INDIANAPOLIS — Randal Taylor will be the the next chief of the Indianapolis Metropolitan Police Department.
Mayor Joe Hogsett made the announcement Tuesday. Taylor will take over for current IMPD Chief Bryan Roach, who is retiring.
"In addition to the wealth of professional experience that chief brings to this position having served as the assistant chief for the last several years, Chief Taylor's body of work speaks for itself," Hogsett said. "He has worked in public safety in Indianapolis for decades seeing both our public safety agencies and our city change and evolve. Chief Taylor knows where we have been. Most importantly he knows where we are going."
Taylor started his career in law enforcement with the Champaign Police Department in 1987, according to a statement from the city. He served there for six years before joining the Marion County Sheriff's Department in 1993, beginning as a patrol officer and moving into investigations, where he worked on cases ranging from child abuse, internal investigations as well as sex and financial crimes.
During his career, Taylor rose through the ranks earning the title of sergeant, lieutenant and captain.
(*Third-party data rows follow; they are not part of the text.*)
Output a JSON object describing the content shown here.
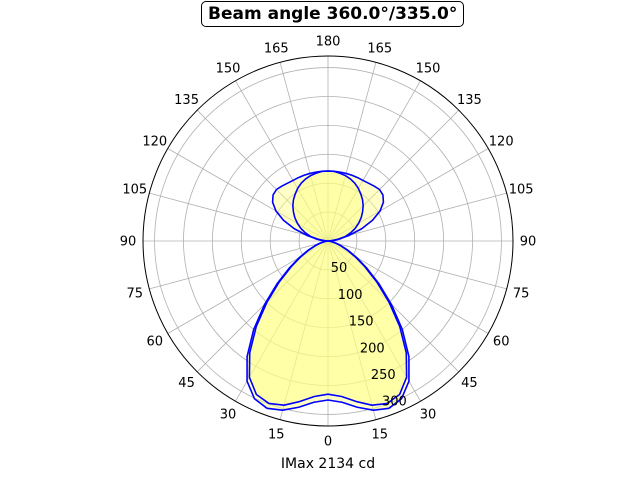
{
  "chart_data": {
    "type": "polar",
    "title": "Beam angle 360.0°/335.0°",
    "xlabel": "IMax 2134 cd",
    "angle_tick_labels_left": [
      "0",
      "15",
      "30",
      "45",
      "60",
      "75",
      "90",
      "105",
      "120",
      "135",
      "150",
      "165",
      "180"
    ],
    "angle_tick_labels_right": [
      "15",
      "30",
      "45",
      "60",
      "75",
      "90",
      "105",
      "120",
      "135",
      "150",
      "165"
    ],
    "radial_tick_labels": [
      "50",
      "100",
      "150",
      "200",
      "250",
      "300"
    ],
    "radial_ticks": [
      50,
      100,
      150,
      200,
      250,
      300
    ],
    "rlim": [
      0,
      320
    ],
    "zero_direction": "bottom",
    "grid": true,
    "fill_color": "#ffff80",
    "line_color": "#0000ff",
    "curves": [
      {
        "points": [
          [
            0,
            275
          ],
          [
            5,
            280
          ],
          [
            10,
            292
          ],
          [
            15,
            303
          ],
          [
            20,
            308
          ],
          [
            25,
            301
          ],
          [
            30,
            280
          ],
          [
            35,
            244
          ],
          [
            40,
            200
          ],
          [
            45,
            155
          ],
          [
            50,
            115
          ],
          [
            55,
            82
          ],
          [
            60,
            57
          ],
          [
            65,
            38
          ],
          [
            70,
            24
          ],
          [
            75,
            14
          ],
          [
            80,
            7
          ],
          [
            85,
            3
          ],
          [
            90,
            0
          ],
          [
            95,
            5
          ],
          [
            100,
            18
          ],
          [
            105,
            38
          ],
          [
            110,
            62
          ],
          [
            115,
            85
          ],
          [
            120,
            104
          ],
          [
            125,
            117
          ],
          [
            130,
            124
          ],
          [
            135,
            126
          ],
          [
            140,
            124
          ],
          [
            145,
            122
          ],
          [
            150,
            121
          ],
          [
            155,
            121
          ],
          [
            160,
            121
          ],
          [
            165,
            121
          ],
          [
            170,
            121
          ],
          [
            175,
            121
          ],
          [
            180,
            121
          ]
        ]
      },
      {
        "points": [
          [
            0,
            265
          ],
          [
            5,
            270
          ],
          [
            10,
            282
          ],
          [
            15,
            294
          ],
          [
            20,
            299
          ],
          [
            25,
            293
          ],
          [
            30,
            272
          ],
          [
            35,
            236
          ],
          [
            40,
            193
          ],
          [
            45,
            149
          ],
          [
            50,
            110
          ],
          [
            55,
            78
          ],
          [
            60,
            54
          ],
          [
            65,
            36
          ],
          [
            70,
            22
          ],
          [
            75,
            13
          ],
          [
            80,
            6
          ],
          [
            85,
            2
          ],
          [
            90,
            0
          ],
          [
            95,
            11
          ],
          [
            100,
            21
          ],
          [
            105,
            32
          ],
          [
            110,
            42
          ],
          [
            115,
            52
          ],
          [
            120,
            61
          ],
          [
            125,
            70
          ],
          [
            130,
            78
          ],
          [
            135,
            86
          ],
          [
            140,
            93
          ],
          [
            145,
            99
          ],
          [
            150,
            105
          ],
          [
            155,
            110
          ],
          [
            160,
            114
          ],
          [
            165,
            117
          ],
          [
            170,
            119
          ],
          [
            175,
            121
          ],
          [
            180,
            121
          ]
        ]
      }
    ]
  }
}
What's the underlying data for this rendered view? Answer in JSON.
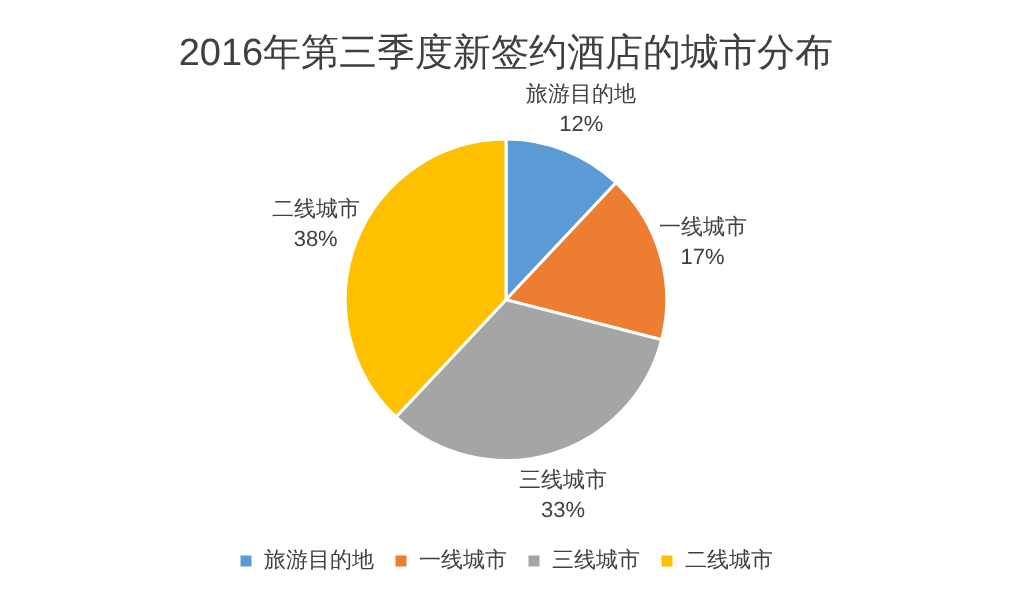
{
  "chart_data": {
    "type": "pie",
    "title": "2016年第三季度新签约酒店的城市分布",
    "categories": [
      "旅游目的地",
      "一线城市",
      "三线城市",
      "二线城市"
    ],
    "values": [
      12,
      17,
      33,
      38
    ],
    "colors": [
      "#5b9bd5",
      "#ed7d31",
      "#a5a5a5",
      "#ffc000"
    ],
    "value_labels": [
      "12%",
      "17%",
      "33%",
      "38%"
    ],
    "legend": "bottom"
  }
}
In 2007 after the consolidation of the police department, Taylor worked in IMPD's adult sex crimes and child abuse units. He was appointed commander of community affairs in 2012.
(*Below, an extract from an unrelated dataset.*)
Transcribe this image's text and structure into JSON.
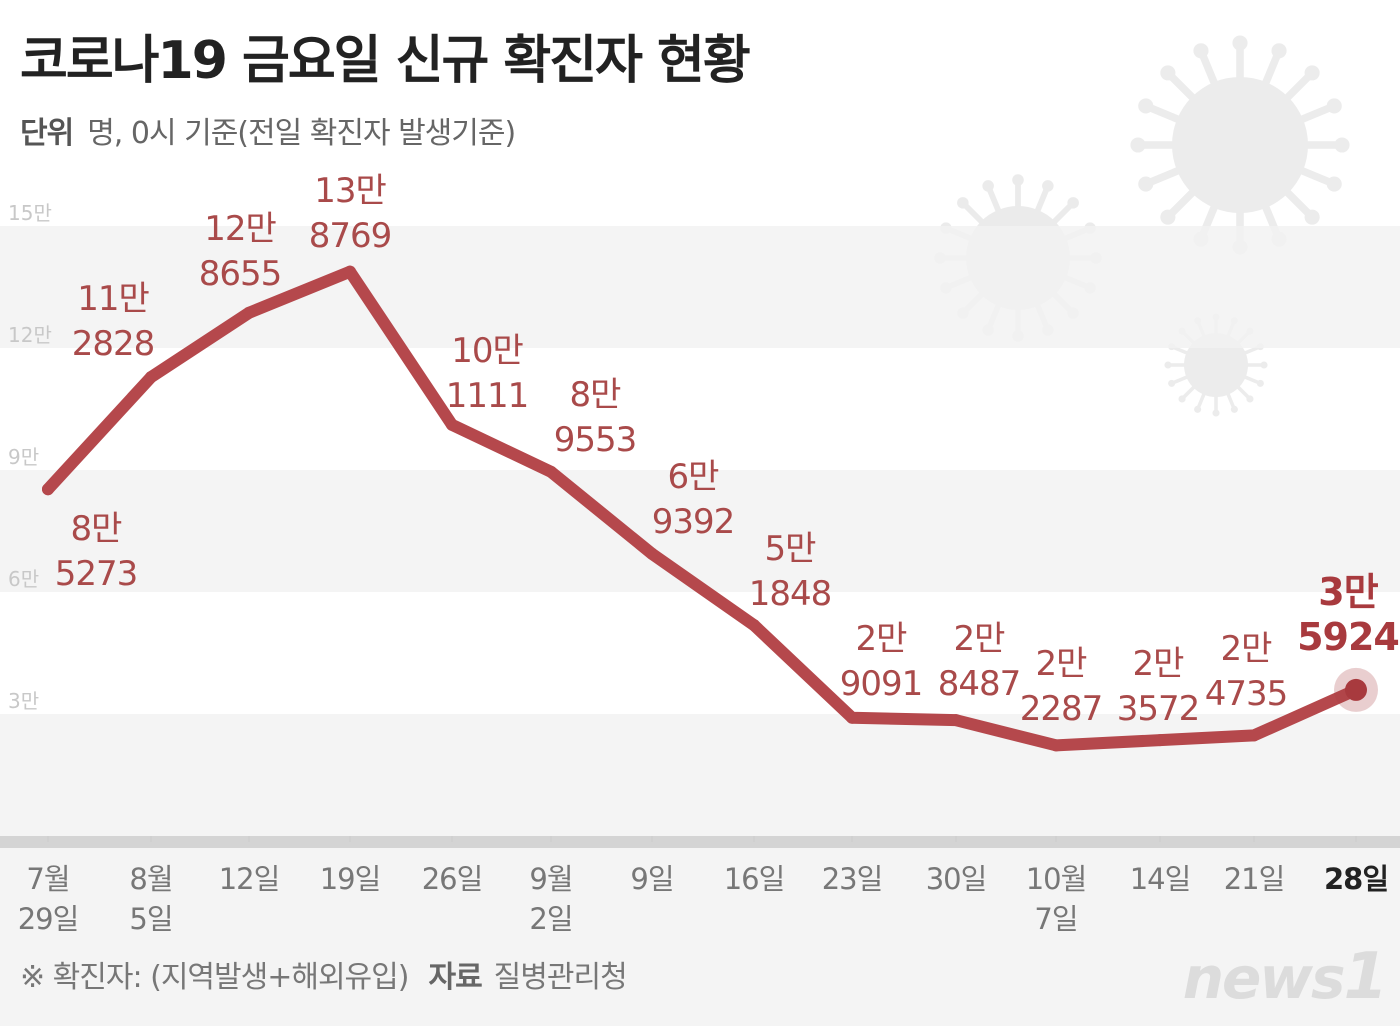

Taylor has served as assistant chief of investigations since 2016, working to improve communications between the community and IMPD.
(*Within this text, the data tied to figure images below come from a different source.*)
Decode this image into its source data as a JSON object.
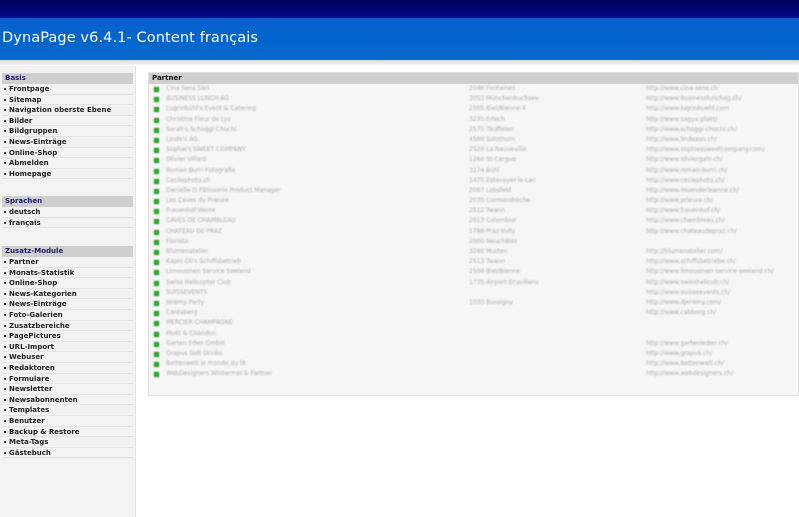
{
  "app": {
    "title": "DynaPage v6.4.1- Content français"
  },
  "sidebar": {
    "sections": [
      {
        "title": "Basis",
        "items": [
          "Frontpage",
          "Sitemap",
          "Navigation oberste Ebene",
          "Bilder",
          "Bildgruppen",
          "News-Einträge",
          "Online-Shop",
          "Abmelden",
          "Homepage"
        ]
      },
      {
        "title": "Sprachen",
        "items": [
          "deutsch",
          "français"
        ]
      },
      {
        "title": "Zusatz-Module",
        "items": [
          "Partner",
          "Monats-Statistik",
          "Online-Shop",
          "News-Kategorien",
          "News-Einträge",
          "Foto-Galerien",
          "Zusatzbereiche",
          "PagePictures",
          "URL-Import",
          "Webuser",
          "Redaktoren",
          "Formulare",
          "Newsletter",
          "Newsabonnenten",
          "Templates",
          "Benutzer",
          "Backup & Restore",
          "Meta-Tags",
          "Gästebuch"
        ]
      }
    ]
  },
  "main": {
    "title": "Partner",
    "icon": "green-square-bullet-icon",
    "rows": [
      [
        "Cina Sens Sàrl",
        "2046 Fontaines",
        "http://www.cina-sens.ch"
      ],
      [
        "BUSINESS LUNCH AG",
        "3053 Münchenbuchsee",
        "http://www.businesslunchag.ch/"
      ],
      [
        "Lugrinbühl's Event & Catering",
        "2505 Biel/Bienne 4",
        "http://www.lugrinbuehl.com"
      ],
      [
        "Christine Fleur de Lys",
        "3235 Erlach",
        "http://www.sagya.plakt/"
      ],
      [
        "Sarah's Schoggi Chuchi",
        "2575 Täuffelen",
        "http://www.schoggi-chuchi.ch/"
      ],
      [
        "Linde's AG",
        "4500 Solothurn",
        "http://www.lindeasn.ch/"
      ],
      [
        "Sophie's SWEET COMPANY",
        "2520 La Neuveville",
        "http://www.sophiessweetcompany.com/"
      ],
      [
        "Olivier Villard",
        "1264 St-Cergue",
        "http://www.oliviergalo.ch/"
      ],
      [
        "Roman Burri Fotografie",
        "3274 Bühl",
        "http://www.roman-burri.ch/"
      ],
      [
        "Cecilephoto.ch",
        "1470 Estavayer-le-Lac",
        "http://www.ceciephoto.ch/"
      ],
      [
        "Danielle D Pâtisserie Product Manager",
        "2087 Lobsfeld",
        "http://www.muenderleanne.ch/"
      ],
      [
        "Les Caves du Prieuré",
        "2035 Cormondrèche",
        "http://www.prieure.ch/"
      ],
      [
        "Frauenhof Werre",
        "2512 Twann",
        "http://www.frauenhof.ch/"
      ],
      [
        "CAVES DE CHAMBLEAU",
        "2013 Colombier",
        "http://www.chambleau.ch/"
      ],
      [
        "CHATEAU DE PRAZ",
        "1788 Praz-Vully",
        "http://www.chateaudepraz.ch/"
      ],
      [
        "Florista",
        "2000 Neuchâtel",
        ""
      ],
      [
        "Blumenatelier",
        "3280 Murten",
        "http://blumenatelier.com/"
      ],
      [
        "Kapin Oli's Schiffsbetrieb",
        "2513 Twann",
        "http://www.schiffsbetriebe.ch/"
      ],
      [
        "Limousinen Service Seeland",
        "2504 Biel/Bienne",
        "http://www.limousinen-service-seeland.ch/"
      ],
      [
        "Swiss Helicopter Club",
        "1735 Airport Ecuvillens",
        "http://www.swisshelicub.ch/"
      ],
      [
        "SUISSEVENTS",
        "",
        "http://www.suisseevents.ch/"
      ],
      [
        "Jérémy Party",
        "1030 Bussigny",
        "http://www.djeremy.com/"
      ],
      [
        "Cantaberg",
        "",
        "http://www.cabberg.ch/"
      ],
      [
        "MERCIER CHAMPAGNE",
        "",
        ""
      ],
      [
        "Moët & Chandon",
        "",
        ""
      ],
      [
        "Garten Eden GmbH",
        "",
        "http://www.gartenleden.ch/"
      ],
      [
        "Grapus Soft Drinks",
        "",
        "http://www.grapus.ch/"
      ],
      [
        "Bettenwelt le monde du lit",
        "",
        "http://www.bettenwelt.ch/"
      ],
      [
        "WebDesigners Wintermei & Partner",
        "",
        "http://www.webdesigners.ch/"
      ]
    ]
  }
}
"It's an incredible honor and I'm truly humbled and grateful for this opportunity to serve this community," Taylor said.
"I've always loved being a police officer and am confident that my love for this department and this profession will continue as I serve in this capacity," Taylor said. "I'm deeply committed to the Indianapolis community and the people who live here, the women and men of the IMPD. I know my love for this community will grow as well as I attempt to build further bridges of trust and make our city safer and support the officers who protect and serve every day."
Taylor also said he will work hard for the victims of violent crime. His family has experienced violent crime with the murder of his father-in-law in Fort Wayne in 1998.
"My father-in-law was murdered by a juvenile," Taylor said. "So trust me when I tell you, I understand what families go through when these kinds of things happen here."